Improving cancer therapy through unconventional strategies

In this thesis, I aimed to improve cancer therapy through rational and innovative/unconventional approaches. The adage “if you do what you did, you get what you got” is used to remind us that meaningful change often requires fundamentally different approaches. This also applies to cancer therapy, where for several decades the majority of novel cancer drugs have been developed as single-agent therapies and delivered to patients at maximum-tolerated-dose (MTD). The main work of this thesis describes the development of a fundamentally different approach to treat cancer – called the Multiple Low Dose (MLD).
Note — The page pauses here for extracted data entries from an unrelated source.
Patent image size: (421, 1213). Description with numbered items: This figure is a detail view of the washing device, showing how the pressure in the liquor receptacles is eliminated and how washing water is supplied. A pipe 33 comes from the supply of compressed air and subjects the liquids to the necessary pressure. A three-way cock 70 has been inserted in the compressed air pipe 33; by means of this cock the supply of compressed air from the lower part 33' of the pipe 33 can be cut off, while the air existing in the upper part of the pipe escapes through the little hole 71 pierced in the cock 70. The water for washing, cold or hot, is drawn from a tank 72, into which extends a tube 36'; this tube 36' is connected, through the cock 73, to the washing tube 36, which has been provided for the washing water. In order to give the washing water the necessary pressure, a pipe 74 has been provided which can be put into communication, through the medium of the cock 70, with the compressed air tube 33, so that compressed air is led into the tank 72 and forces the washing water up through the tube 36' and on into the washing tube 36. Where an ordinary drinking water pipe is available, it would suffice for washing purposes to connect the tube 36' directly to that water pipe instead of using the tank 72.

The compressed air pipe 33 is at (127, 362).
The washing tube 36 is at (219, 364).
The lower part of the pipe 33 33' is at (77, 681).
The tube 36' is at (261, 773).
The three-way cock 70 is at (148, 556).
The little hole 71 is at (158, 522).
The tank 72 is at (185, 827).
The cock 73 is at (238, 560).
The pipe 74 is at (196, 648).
Unlike conventional MTD regimens, where one drug is given at high dose, in the (unconventional) MLD regimen several drugs that act in the same signalling pathway are combined at low doses. This results in a lower chance of resistance as well as reduced toxicity. The promising pre-clinical data in mice suggest that MLD therapy could deliver clinical benefit in several types of cancer. However, testing all combinations experimentally, especially with the increasing number of cancer compounds is becoming an impossible task. To tackle this problem, we developed a mathematical model of signal transduction which we fed with data from perturbation experiments and showed that it’s possible to predict the best multi-drug combinations in silico. In this thesis I also developed a new fluorescent-based reporter to identify the acquisition of microsatellite instability by cancer cells in real-time, and showed that by optimizing Cas9 expression levels gene editing time can be reduced, which can improve performance of CRISPR based screening.